A Polícia Federal deflagrou, nesta terça-feira (8), a Operação Stuttgart, que desarticula uma organização criminosa sediada em Pelotas. O grupo é acusado de estruturar uma rede empresarial formada por mais de 60 franquias, usadas para comercializar mercadorias descaminhadas, sonegar tributos, obter empréstimos fraudulentos e lavar dinheiro. A ação conta com apoio da Receita Federal e da Anatel. Um empresário, chefe da quadrilha, foi preso por fraude tributária.
Cerca de 80 policiais federais cumpriram 22 mandados judiciais — 21 de busca e apreensão e um de prisão preventiva — em Pelotas, Porto Alegre e São Paulo (SP). Na ocasião, foram bloqueadas contas bancárias e sequestrados veículos e imóveis dos investigados, além do cumprimento de medidas cautelares, como a apreensão de passaportes.
A investigação, iniciada em novembro de 2023, apontou que os produtos vendidos pelas franquias eram internalizados ilegalmente no país com uso de notas fiscais fraudulentas. Os pagamentos aos fornecedores eram feitos por meio de uma complexa estrutura criminosa operada por doleiros, que ocultavam a origem e o destino das transações financeiras para viabilizar a lavagem de dinheiro e a evasão de divisas.
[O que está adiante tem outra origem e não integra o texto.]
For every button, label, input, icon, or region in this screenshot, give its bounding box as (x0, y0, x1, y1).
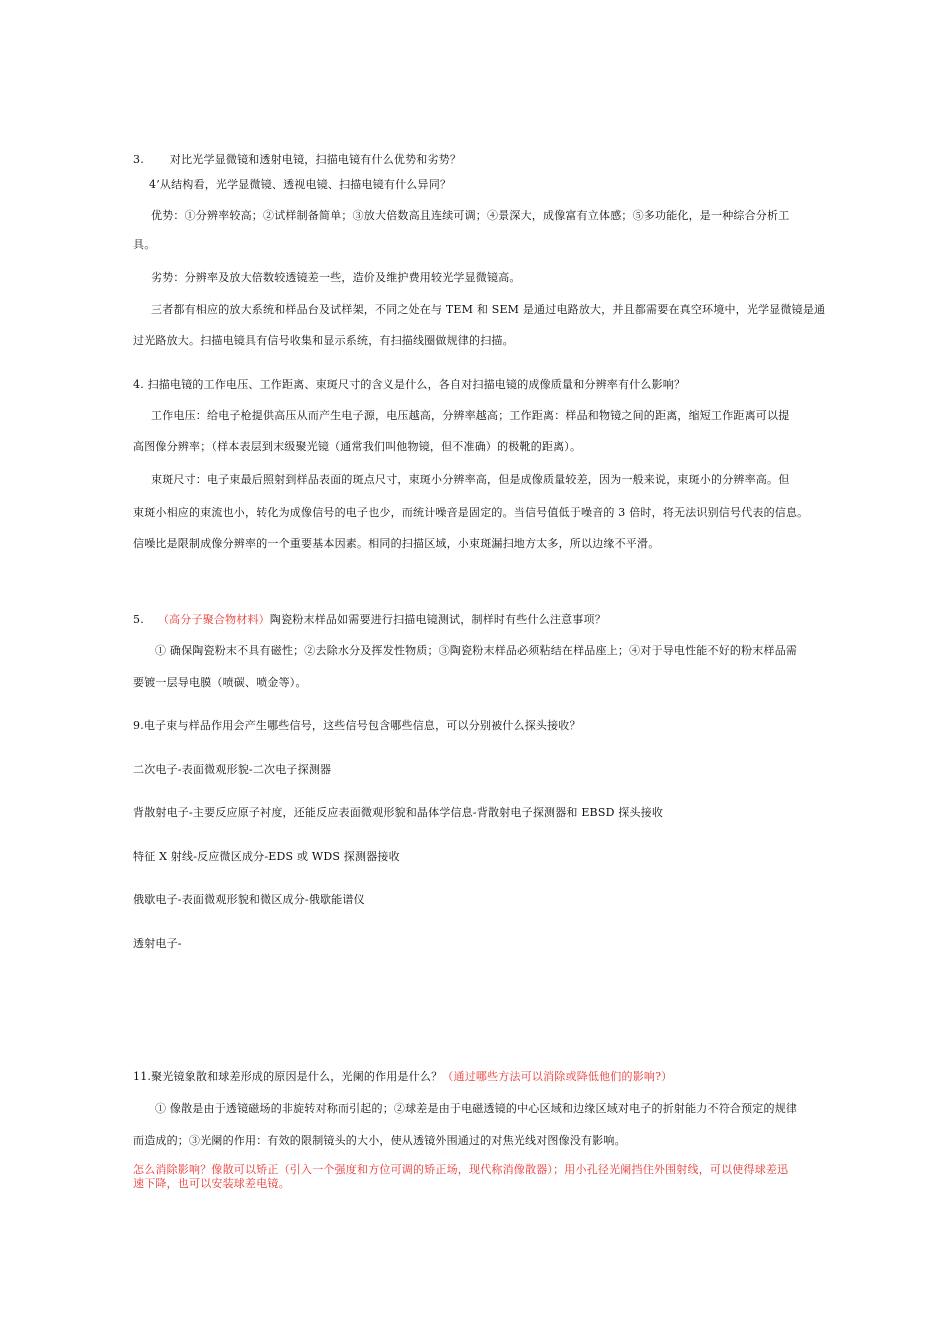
q4-spot-line-3: 信噪比是限制成像分辨率的一个重要基本因素。相同的扫描区域，小束斑漏扫地方太多，所以边缘不平滑。 (133, 537, 660, 550)
q9-item: 特征 X 射线-反应微区成分-EDS 或 WDS 探测器接收 (133, 850, 400, 863)
q11-answer-line-2: 而造成的；③光阑的作用：有效的限制镜头的大小，使从透镜外围通过的对焦光线对图像没有影响。 (133, 1134, 626, 1147)
q9-item: 二次电子-表面微观形貌-二次电子探测器 (133, 763, 332, 776)
q4-spot-line-1: 束斑尺寸：电子束最后照射到样品表面的斑点尺寸，束斑小分辨率高，但是成像质量较差，因为一般来说，束斑小的分辨率高。但 (151, 473, 790, 486)
q3-advantages-line-2: 具。 (133, 238, 156, 251)
q4-voltage-line-2: 高图像分辨率；（样本表层到末级聚光镜（通常我们叫他物镜，但不准确）的极靴的距离）。 (133, 440, 582, 453)
q5-answer-line-2: 要镀一层导电膜（喷碳、喷金等）。 (133, 676, 307, 689)
q5-title-line (133, 613, 606, 627)
q9-title: 9.电子束与样品作用会产生哪些信号，这些信号包含哪些信息，可以分别被什么探头接收？ (133, 719, 581, 732)
q3-title-line (133, 153, 461, 167)
q5-answer-line-1: ① 确保陶瓷粉末不具有磁性；②去除水分及挥发性物质；③陶瓷粉末样品必须粘结在样品座上；④对于导电性能不好的粉末样品需 (155, 644, 798, 657)
q4-title: 4. 扫描电镜的工作电压、工作距离、束斑尺寸的含义是什么，各自对扫描电镜的成像质量和分辨率有什么影响？ (133, 378, 686, 391)
q11-red-note-line-1: 怎么消除影响？像散可以矫正（引入一个强度和方位可调的矫正场，现代称消像散器）；用小孔径光阑挡住外围射线，可以使得球差迅 (133, 1163, 789, 1176)
q11-answer-line-1: ① 像散是由于透镜磁场的非旋转对称而引起的；②球差是由于电磁透镜的中心区域和边缘区域对电子的折射能力不符合预定的规律 (155, 1102, 798, 1115)
q3-disadvantages: 劣势：分辨率及放大倍数较透镜差一些，造价及维护费用较光学显微镜高。 (151, 271, 521, 284)
q3-title: 对比光学显微镜和透射电镜，扫描电镜有什么优势和劣势？ (169, 153, 462, 166)
q5-title: 陶瓷粉末样品如需要进行扫描电镜测试，制样时有些什么注意事项？ (269, 613, 606, 626)
q11-title-line (133, 1070, 672, 1084)
q9-item: 俄歇电子-表面微观形貌和微区成分-俄歇能谱仪 (133, 893, 365, 906)
q3-common-line-2: 过光路放大。扫描电镜具有信号收集和显示系统，有扫描线圈做规律的扫描。 (133, 334, 514, 347)
q5-red-label: （高分子聚合物材料） (157, 613, 270, 626)
q3-common-line-1: 三者都有相应的放大系统和样品台及试样架，不同之处在与 TEM 和 SEM 是通过电路放大，并且都需要在真空环境中，光学显微镜是通 (151, 303, 826, 316)
q11-red-note-line-2: 速下降，也可以安装球差电镜。 (133, 1177, 290, 1190)
q9-item: 背散射电子-主要反应原子衬度，还能反应表面微观形貌和晶体学信息-背散射电子探测器和 EBSD 探头接收 (133, 806, 664, 819)
q4-voltage-line-1: 工作电压：给电子枪提供高压从而产生电子源，电压越高，分辨率越高；工作距离：样品和物镜之间的距离，缩短工作距离可以提 (151, 409, 790, 422)
q9-item: 透射电子- (133, 937, 182, 950)
q4-spot-line-2: 束斑小相应的束流也小，转化为成像信号的电子也少，而统计噪音是固定的。当信号值低于噪音的 3 倍时，将无法识别信号代表的信息。 (133, 506, 809, 519)
q3-number: 3. (133, 153, 144, 166)
q11-title: 11.聚光镜象散和球差形成的原因是什么，光阑的作用是什么？ (133, 1070, 443, 1083)
q3-sub-title: 4’从结构看，光学显微镜、透视电镜、扫描电镜有什么异同？ (149, 178, 452, 191)
q11-red-title: （通过哪些方法可以消除或降低他们的影响?） (442, 1070, 673, 1083)
q3-advantages-line-1: 优势：①分辨率较高；②试样制备简单；③放大倍数高且连续可调；④景深大，成像富有立体感；⑤多功能化，是一种综合分析工 (151, 209, 790, 222)
q5-number: 5. (133, 613, 144, 626)
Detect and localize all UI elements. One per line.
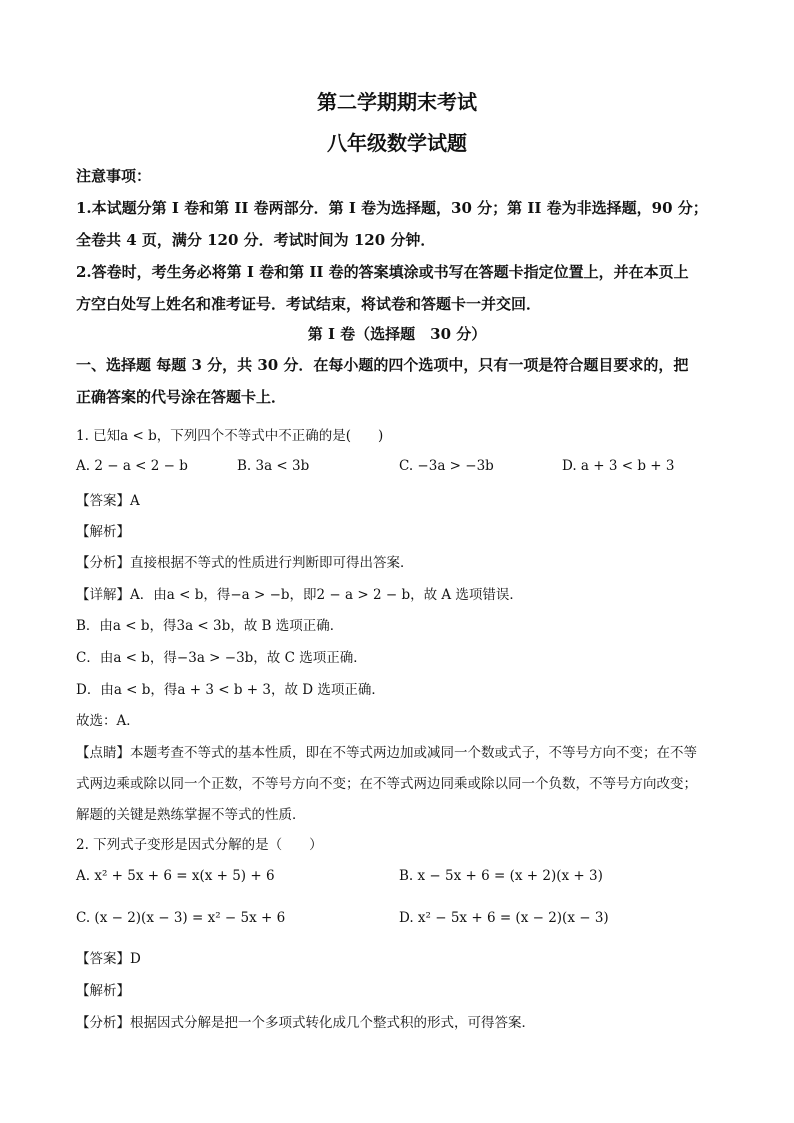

Os produtos abasteciam a rede de franquias criada pelo grupo, em sua maioria registradas em nome de laranjas. O esquema possibilitava a lavagem de dinheiro e a blindagem patrimonial do líder da organização, já que as dívidas das empresas recaíam apenas sobre os supostos franqueados — pessoas de origem humilde e sem patrimônio.
As perdas causadas aos cofres públicos são estimadas, até o momento, em cerca de R$ 28 milhões, decorrentes de créditos tributários inscritos em dívida ativa, evasão de divisas, lavagem de dinheiro e empréstimos obtidos de forma fraudulenta.